Bunge also seemed to be a quirky man with a good sense of humor. For example, in an interview for elPeriódico.com in 2009, the reporter asked Bunge about his secret to looking so youthful at ninety years old, and he hilariously responded, “That’s because I avoid alcohol, tobacco, and postmodernism.” It seems inescapable that good thinkers will unceasingly poke at and beat postmodernism. In light of this sense of humour, I can’t help but think of a joke iterated in a fictitious scene in the Netflix movie Two Popes. The scene involves a conversation between the actor Jonathan Pryce, who portrays Argentine Cardinal Bergoglio (now Pope Francis), and Pope Benedict XVI (played by Anthony Hopkins): “Do you know how an Argentinian commits suicide?” “He climbs to the top of his ego and jumps off!” Self-inflated egos seem to follow academics, perhaps more so with Argentinian ones.

 

My friend, William Sweet, who is a prominent Canadian philosopher and a fellow member of the Canadian Jacques Maritain Association, recently recounted an amusing story about Bunge. During the period prior to the 1995 Quebec referendum, at the yearly Canadian Philosophical Association, Bunge, in the presence of some philosophers who were Quebec separatists, made a toast: “To the unity of Canada!” A colleague quickly made another toast: “To the unity of Professor Bunge!” One can only imagine the separatists’ faces after Bunge’s toast.
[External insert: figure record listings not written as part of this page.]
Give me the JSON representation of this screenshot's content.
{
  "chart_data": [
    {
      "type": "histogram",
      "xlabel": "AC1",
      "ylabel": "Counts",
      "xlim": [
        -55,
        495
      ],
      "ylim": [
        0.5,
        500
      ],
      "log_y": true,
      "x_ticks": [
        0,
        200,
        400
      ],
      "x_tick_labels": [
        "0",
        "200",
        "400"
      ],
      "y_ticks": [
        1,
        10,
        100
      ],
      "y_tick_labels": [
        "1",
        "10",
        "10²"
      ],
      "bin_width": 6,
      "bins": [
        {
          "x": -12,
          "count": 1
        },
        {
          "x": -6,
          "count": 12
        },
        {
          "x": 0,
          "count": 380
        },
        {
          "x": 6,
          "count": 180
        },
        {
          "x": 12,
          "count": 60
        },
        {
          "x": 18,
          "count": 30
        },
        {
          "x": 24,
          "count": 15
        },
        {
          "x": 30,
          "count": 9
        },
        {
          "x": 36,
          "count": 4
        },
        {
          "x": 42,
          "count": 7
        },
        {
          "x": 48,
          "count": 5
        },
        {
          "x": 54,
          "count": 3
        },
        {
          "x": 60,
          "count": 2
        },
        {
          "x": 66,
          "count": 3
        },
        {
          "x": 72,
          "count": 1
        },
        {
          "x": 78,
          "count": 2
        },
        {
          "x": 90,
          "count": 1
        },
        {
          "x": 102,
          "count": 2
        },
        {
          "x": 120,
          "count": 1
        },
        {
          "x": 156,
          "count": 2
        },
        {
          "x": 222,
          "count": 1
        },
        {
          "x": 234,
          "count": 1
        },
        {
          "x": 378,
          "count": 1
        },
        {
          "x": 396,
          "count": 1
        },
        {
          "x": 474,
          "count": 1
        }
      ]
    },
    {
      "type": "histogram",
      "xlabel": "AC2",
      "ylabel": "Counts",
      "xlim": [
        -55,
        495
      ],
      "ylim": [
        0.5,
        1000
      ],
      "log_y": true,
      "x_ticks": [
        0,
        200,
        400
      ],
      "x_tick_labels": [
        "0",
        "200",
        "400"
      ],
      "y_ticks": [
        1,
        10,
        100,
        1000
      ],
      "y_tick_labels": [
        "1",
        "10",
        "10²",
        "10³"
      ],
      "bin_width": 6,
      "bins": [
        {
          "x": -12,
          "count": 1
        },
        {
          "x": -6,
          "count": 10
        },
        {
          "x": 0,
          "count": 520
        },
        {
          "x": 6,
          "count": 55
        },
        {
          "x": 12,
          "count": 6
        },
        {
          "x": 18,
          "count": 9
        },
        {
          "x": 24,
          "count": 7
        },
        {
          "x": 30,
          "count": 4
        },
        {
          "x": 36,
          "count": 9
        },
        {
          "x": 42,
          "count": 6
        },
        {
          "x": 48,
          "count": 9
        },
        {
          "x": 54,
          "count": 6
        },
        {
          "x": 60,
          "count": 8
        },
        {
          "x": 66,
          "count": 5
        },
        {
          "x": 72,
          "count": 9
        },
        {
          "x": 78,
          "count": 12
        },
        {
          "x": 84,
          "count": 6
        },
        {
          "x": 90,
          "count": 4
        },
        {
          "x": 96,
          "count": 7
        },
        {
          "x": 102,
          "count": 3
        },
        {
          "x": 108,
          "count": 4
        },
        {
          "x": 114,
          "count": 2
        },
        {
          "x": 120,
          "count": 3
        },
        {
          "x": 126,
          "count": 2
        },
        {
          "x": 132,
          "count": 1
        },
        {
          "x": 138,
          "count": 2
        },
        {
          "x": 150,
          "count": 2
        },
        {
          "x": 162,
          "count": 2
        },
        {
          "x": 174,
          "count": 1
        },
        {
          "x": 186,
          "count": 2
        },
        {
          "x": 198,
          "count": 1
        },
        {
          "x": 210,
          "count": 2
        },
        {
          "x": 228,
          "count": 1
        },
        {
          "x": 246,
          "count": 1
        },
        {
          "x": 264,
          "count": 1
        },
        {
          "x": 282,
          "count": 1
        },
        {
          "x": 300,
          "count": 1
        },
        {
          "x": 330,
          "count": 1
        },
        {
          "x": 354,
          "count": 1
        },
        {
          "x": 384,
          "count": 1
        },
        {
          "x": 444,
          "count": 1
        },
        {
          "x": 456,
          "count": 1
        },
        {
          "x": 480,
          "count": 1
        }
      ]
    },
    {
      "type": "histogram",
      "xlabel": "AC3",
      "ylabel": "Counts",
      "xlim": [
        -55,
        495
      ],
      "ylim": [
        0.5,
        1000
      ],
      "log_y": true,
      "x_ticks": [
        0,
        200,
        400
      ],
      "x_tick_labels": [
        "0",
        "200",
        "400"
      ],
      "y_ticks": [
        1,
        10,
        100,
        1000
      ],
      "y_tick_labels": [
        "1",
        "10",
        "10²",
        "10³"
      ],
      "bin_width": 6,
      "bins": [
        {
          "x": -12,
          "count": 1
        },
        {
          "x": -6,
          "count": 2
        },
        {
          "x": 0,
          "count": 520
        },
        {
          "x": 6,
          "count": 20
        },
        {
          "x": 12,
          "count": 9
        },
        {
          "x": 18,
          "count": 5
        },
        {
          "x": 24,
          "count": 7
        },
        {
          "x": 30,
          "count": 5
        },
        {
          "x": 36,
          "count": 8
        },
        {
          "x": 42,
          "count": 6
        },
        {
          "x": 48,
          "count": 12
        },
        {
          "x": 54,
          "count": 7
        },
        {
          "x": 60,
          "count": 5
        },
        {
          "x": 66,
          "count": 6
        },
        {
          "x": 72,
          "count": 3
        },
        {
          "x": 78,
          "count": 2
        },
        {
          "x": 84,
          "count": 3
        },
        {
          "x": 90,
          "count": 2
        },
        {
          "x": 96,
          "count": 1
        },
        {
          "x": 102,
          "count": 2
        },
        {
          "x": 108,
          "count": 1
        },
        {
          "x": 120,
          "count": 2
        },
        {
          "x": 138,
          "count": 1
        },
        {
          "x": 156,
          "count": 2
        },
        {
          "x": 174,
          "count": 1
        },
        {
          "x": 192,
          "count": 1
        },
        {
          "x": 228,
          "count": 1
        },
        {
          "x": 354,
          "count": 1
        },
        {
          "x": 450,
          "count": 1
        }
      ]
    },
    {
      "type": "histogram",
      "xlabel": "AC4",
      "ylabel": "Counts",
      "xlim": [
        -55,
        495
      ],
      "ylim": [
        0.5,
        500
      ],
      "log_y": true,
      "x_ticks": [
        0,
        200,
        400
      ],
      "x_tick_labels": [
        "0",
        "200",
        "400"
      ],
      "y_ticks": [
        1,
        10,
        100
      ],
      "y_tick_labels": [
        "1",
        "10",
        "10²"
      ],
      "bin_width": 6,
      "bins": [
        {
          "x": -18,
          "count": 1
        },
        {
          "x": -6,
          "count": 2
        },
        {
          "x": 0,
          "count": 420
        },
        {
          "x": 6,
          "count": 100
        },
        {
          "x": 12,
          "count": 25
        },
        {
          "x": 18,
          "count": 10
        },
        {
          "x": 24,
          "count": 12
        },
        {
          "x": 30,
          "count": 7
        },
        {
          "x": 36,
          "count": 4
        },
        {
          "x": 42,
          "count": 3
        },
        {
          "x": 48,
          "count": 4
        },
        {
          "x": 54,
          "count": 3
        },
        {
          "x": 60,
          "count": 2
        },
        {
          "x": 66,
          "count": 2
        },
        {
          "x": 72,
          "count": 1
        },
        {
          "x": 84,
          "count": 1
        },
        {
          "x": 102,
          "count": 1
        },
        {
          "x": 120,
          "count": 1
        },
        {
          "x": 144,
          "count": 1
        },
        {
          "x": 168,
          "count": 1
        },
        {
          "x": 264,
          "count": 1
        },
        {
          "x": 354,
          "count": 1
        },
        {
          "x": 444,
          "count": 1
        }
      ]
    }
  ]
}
Bunge was a man who spoke his mind without much reservation.

 

Lover of Wisdom  

 

Whether we agree or disagree with Bunge on any number of philosophical or scientific issues, one thing is clear: he thought deeply and passionately about some of the most difficult problems in metaphysics, epistemology, and the philosophy of science. He sought to integrate philosophy and science with what he identified as a “scientific philosophy.” This would be something distinct but not too dissimilar to Teilhard de Chardin’s “scientific theology.” I, myself, have sought to integrate science, philosophy, and theology. To understand the world and ourselves, we need a holistic approach that can be integrated. We shared the view that knowledge should be unified.

 

He also emphasized the importance of passion for philosophers regarding their pursuit of philosophical problems and questions; this is what he attributes to maintaining his mind so sharp nearing the end of his life. He was a true philosopher, that is, a true lover of wisdom, a person who Plato, in his work Symposium, would describe as being between the wise and the ignorant. Even though, most people do not make good philosophers, we all philosophize as finite beings; and we cannot be found anywhere else but between wisdom and ignorance. This is a sign of our limitations and a testament to why we should always remain humble and hungry for knowledge. Bunge pursued truth through his passion for writing and teaching. He has left us with many important intellectual contributions. In these trying times of extreme ignorance and irrationality, rational theists can find allies in rational secular thinkers like Bunge since they affirm the existence of truth, goodness, and justice. The theist can, in a strange way, find closer proximity to the rational atheist than theists who adhere to postmodernism, for instance. Nevertheless, perhaps now his journey has been extended to discover eternal truths—that there is a reality that transcends the physical.